The news that passing a College 60 course, or interdisciplinary sophomore seminar, is no longer required will probably excite many Mills College students. The classes, which featured topics as varied as World Religions West and The Greening of Mills, were designed to be discussion-based courses limited to 20 sophomores. While many will still be offered, the College 60 program will no longer exist.

The College 60 courses were poorly rated by many students in evaluations and generally complained about in informal conversations around campus.

Although some students have enjoyed their classes and believed them to be useful, many think the seminars did not fulfill their purpose, which, according to the College’s Web site, is to “examine the very ways in which different academic disciplines frame and answer questions about human enterprises or the natural world.”

Though the goals and intentions of College 60 were good, the program failed in execution. Some were lecture-based rather than seminar style; some did not provide an interdisciplinary perspective, taking on the tenants of only the department in which they were housed; nearly none of them ever had only sophomores enrolled.

Many had a lot of homework assigned to them, in contradiction of some students’ views that College 60 courses were supposed to have lighter workloads. It seemed less like the enlightening “experience” the College envisioned and more like any other class students are required to take. The Faculty Executive Committee (FEC) is deciding what program to implement in place of College 60. The new program should accomplish what the old program did not: It should create an experience unique to sophomores.

The second year often represents a transition to the in-depth academic rigor of junior and senior years, and the new program should achieve just that. Since the formal class structure has failed, we wonder how the concept will evolve into a structure that educates students with interdisciplinary methods and without an increased workload for students.

One possibility is replacing College 60 with a quarter-credit seminar held only a few times per semester.
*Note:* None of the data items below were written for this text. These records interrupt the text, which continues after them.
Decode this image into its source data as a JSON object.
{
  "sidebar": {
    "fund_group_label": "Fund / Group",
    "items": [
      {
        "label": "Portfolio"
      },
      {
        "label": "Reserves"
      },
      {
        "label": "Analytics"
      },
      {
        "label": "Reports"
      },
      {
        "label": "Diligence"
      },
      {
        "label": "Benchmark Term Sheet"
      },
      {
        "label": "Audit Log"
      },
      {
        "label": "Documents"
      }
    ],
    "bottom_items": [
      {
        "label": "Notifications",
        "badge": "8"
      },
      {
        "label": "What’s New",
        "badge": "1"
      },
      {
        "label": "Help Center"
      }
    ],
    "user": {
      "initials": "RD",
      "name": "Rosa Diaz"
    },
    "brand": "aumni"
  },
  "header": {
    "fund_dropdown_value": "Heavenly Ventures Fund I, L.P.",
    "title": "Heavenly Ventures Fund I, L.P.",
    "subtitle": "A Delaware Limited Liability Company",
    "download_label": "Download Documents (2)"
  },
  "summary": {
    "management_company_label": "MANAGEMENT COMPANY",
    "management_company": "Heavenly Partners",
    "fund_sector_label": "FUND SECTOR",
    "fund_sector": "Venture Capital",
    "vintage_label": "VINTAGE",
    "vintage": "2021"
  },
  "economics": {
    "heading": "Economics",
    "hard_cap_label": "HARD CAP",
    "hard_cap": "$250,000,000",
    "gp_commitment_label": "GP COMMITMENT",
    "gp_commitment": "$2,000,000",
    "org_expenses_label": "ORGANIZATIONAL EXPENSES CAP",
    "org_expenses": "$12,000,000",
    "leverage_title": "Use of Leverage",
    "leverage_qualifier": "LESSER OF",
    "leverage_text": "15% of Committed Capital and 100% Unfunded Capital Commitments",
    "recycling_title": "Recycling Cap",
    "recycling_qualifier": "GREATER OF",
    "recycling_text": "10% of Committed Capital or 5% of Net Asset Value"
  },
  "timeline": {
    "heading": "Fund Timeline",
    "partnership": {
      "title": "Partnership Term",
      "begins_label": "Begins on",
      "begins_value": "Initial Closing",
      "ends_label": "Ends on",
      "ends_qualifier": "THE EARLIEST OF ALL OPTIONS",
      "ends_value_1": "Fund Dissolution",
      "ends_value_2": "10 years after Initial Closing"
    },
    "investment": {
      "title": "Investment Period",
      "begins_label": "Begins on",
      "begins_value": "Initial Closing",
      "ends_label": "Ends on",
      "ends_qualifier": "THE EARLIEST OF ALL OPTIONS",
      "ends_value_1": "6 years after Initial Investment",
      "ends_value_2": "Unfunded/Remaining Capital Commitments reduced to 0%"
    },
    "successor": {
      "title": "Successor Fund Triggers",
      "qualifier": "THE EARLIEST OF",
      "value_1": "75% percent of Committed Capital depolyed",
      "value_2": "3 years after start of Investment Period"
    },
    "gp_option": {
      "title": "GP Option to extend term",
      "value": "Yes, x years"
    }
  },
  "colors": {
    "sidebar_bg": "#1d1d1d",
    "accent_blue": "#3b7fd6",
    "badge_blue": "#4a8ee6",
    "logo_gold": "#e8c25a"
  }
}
One public policy class, Economics of Policy Analysis, accomplished the same concept by meeting only three times per semester. The grade for the course was solely based on participation in class discussions rather than on papers or journals.

A non-required seminar is another potential idea. Although it is often difficult to motivate students to engage in anything not required, making the sophomore seminar like Mills Life 101, a program with incentives to participate, could make the program appeal to more students.

The sophomore seminar is a good idea, but students and the faculty should work together to improve the program.